Además tenemos el asunto del “efecto halo”, que es la tendencia a suponer que quien tiene una buena cualidad también tendrá otras cualidades buenas, es decir, si fulanito es guapo y va bien vestido tiene que ser agradable, bueno, ordenado u honrado. Evidentemente, estas apreciaciones tienen sus límites, según los psicólogos tienen más influencia en cuestiones relacionadas con la competencia social, una influencia moderada cuando se trata de cuestiones relacionadas con la competencia intelectual y, una influencia baja, cuando se tata de cuestiones relacionadas con la integridad, la ética y la preocupación por los demás.

A veces, en cambio, el atractivo puede estar asociado a características negativas. En el caso de las mujeres, antes decíamos que en esto también son tratadas injustamente, las muy atractivas pueden ser juzgadas como más materialistas o vanidosas o menos afectivas y tienen más problemas con un jurado en un juicio en el que tenga un papel destacado el engaño. El psicólogo social Sigelman encontró que mientras los políticos varones atractivos eran más valorados que los políticos feos, en el caso de las mujeres, la tendencia era a la inversa.

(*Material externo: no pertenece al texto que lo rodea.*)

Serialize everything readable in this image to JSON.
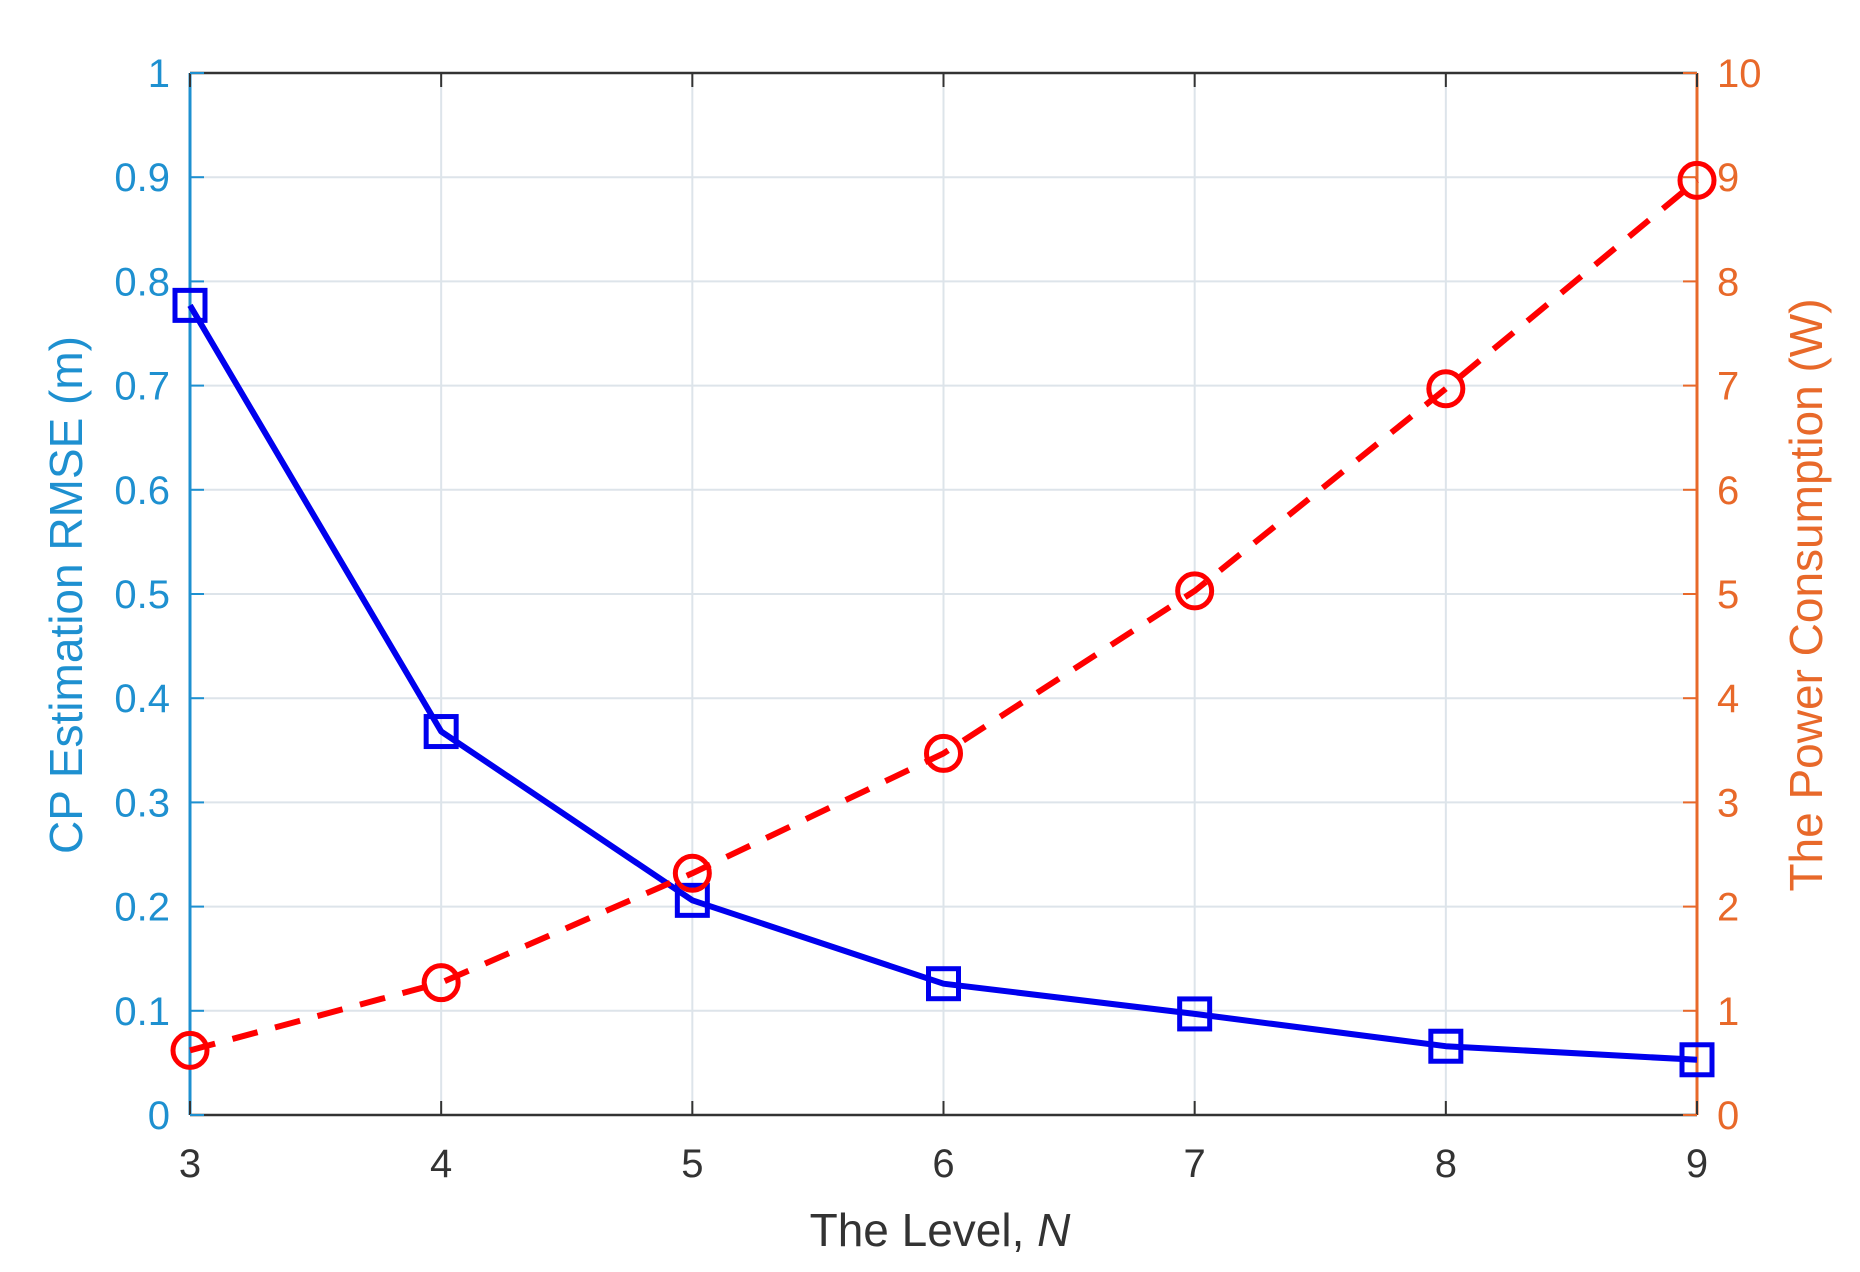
{
  "chart_data": {
    "type": "line",
    "xlabel": "The Level, ",
    "xlabel_italic": "N",
    "ylabel_left": "CP Estimation RMSE (m)",
    "ylabel_right": "The Power Consumption (W)",
    "xlim": [
      3,
      9
    ],
    "ylim_left": [
      0,
      1
    ],
    "ylim_right": [
      0,
      10
    ],
    "x_ticks": [
      "3",
      "4",
      "5",
      "6",
      "7",
      "8",
      "9"
    ],
    "y_left_ticks": [
      "0",
      "0.1",
      "0.2",
      "0.3",
      "0.4",
      "0.5",
      "0.6",
      "0.7",
      "0.8",
      "0.9",
      "1"
    ],
    "y_right_ticks": [
      "0",
      "1",
      "2",
      "3",
      "4",
      "5",
      "6",
      "7",
      "8",
      "9",
      "10"
    ],
    "grid": true,
    "x": [
      3,
      4,
      5,
      6,
      7,
      8,
      9
    ],
    "series": [
      {
        "axis": "left",
        "values": [
          0.777,
          0.368,
          0.206,
          0.126,
          0.097,
          0.066,
          0.053
        ],
        "color": "#0000ee",
        "line_style": "solid",
        "marker": "square"
      },
      {
        "axis": "right",
        "values": [
          0.62,
          1.27,
          2.32,
          3.47,
          5.03,
          6.97,
          8.97
        ],
        "color": "#ff0000",
        "line_style": "dashed",
        "marker": "circle"
      }
    ],
    "colors": {
      "left_axis": "#1e90d0",
      "right_axis": "#e8692a",
      "x_axis": "#333333",
      "grid": "#dde4ea"
    }
  }
}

Otro dato curioso es que los varones atractivos tienen más interacciones con mujeres y, al tener más práctica, desarrollan un sentido de la competencia social en este campo mayor que los hombres menos atractivos. En cambio, en el caso de las mujeres, no se ha encontrado que quienes eran más atractivas físicamente tuvieran más interacciones con los varones, al contrario, eran menos asertivas y más temerosas en sus relaciones con éstos que las mujeres de menos atractivo.  Cuando leí estos datos me acordé de una historia que me contaba mi tío Rafael acerca de una chica de su barrio que de tan guapa y aparentemente altanera, nadie se atrevía a  entrarla y se quedó, como se decía entonces, para vestir santos. Yo tengo mis reservas al respecto de estos resultados, me refiero a los de las mujeres bellas, mi experiencia y mi sentido común no concuerda del todo con ellos, habría que ver el contexto sociocultural en el que se realizó la investigación que fue elaborada por Reis y colaboradores en 1980-1982. Hay que tener en cuenta que culturalmente las mujeres, en sus relaciones sociales con los hombres, han mantenido un rol pasivo, pero no estoy seguro que entre las generaciones jóvenes esto siga siendo exactamente así.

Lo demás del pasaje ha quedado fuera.